The company has invested huge sums in the Jaguar well and is pursuing the exploration through a joint venture with REPSOL, a leading international oil exploration company from Spain, a press release from the Government Information Agency (GINA) said.

Exploration Director of Tullow Oil Dr Angus McCoss and Manager of the Petroleum Division in the Guyana Geology and Mines Commission Newell Dennison met with Jagdeo on Monday.

Dr McCoss told GINA that he conveyed his company’s commitment to drill to the President. “It’s an exploration well, it’s a wildcat well, there’s a lot of geological risk… but we are willing to give it a shot, to invest in this well to try to find oil or gas for Guyana,” he said.

The company’s aggregate investment will be about US$60M which, according to Dr McCross, will fund the “risk of making a discovery through the Jaguar well.”

The Tullow/Repsol joint venture is the latest partnership interested in the search for oil offshore Guyana.
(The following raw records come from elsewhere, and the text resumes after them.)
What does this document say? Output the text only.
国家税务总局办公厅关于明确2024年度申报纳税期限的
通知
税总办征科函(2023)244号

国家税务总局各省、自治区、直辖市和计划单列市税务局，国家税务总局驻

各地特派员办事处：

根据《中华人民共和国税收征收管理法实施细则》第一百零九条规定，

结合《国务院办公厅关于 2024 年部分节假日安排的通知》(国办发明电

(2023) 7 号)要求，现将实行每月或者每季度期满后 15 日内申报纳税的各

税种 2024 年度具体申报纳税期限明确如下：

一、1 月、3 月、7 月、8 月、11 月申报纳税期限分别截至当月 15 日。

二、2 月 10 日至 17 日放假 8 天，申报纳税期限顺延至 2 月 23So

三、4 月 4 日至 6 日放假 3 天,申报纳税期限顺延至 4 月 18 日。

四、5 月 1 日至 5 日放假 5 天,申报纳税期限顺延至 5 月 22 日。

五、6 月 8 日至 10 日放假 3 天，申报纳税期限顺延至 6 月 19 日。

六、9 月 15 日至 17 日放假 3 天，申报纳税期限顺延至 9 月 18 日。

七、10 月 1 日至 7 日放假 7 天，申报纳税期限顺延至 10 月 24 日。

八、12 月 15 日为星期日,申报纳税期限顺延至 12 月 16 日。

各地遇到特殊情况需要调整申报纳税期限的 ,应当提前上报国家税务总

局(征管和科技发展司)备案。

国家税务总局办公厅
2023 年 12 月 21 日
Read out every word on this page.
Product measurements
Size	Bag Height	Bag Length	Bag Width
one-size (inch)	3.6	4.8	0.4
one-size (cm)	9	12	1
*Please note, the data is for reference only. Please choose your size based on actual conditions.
Tullow Guyana has a 30% share in the Guyana Maritime Licence in Georgetown.

In September the company signed a new deepwater licence offshore Suriname. CGX Energy Incorporated, of Canada, has done a significant amount of work since being given the green light to start operations.

In January 2009 the company had announced that it had completed shooting of the 1,839 square kilometres 3D seismic survey on CGX’s 25% Georgetown Petroleum Prospecting Licence (PPL).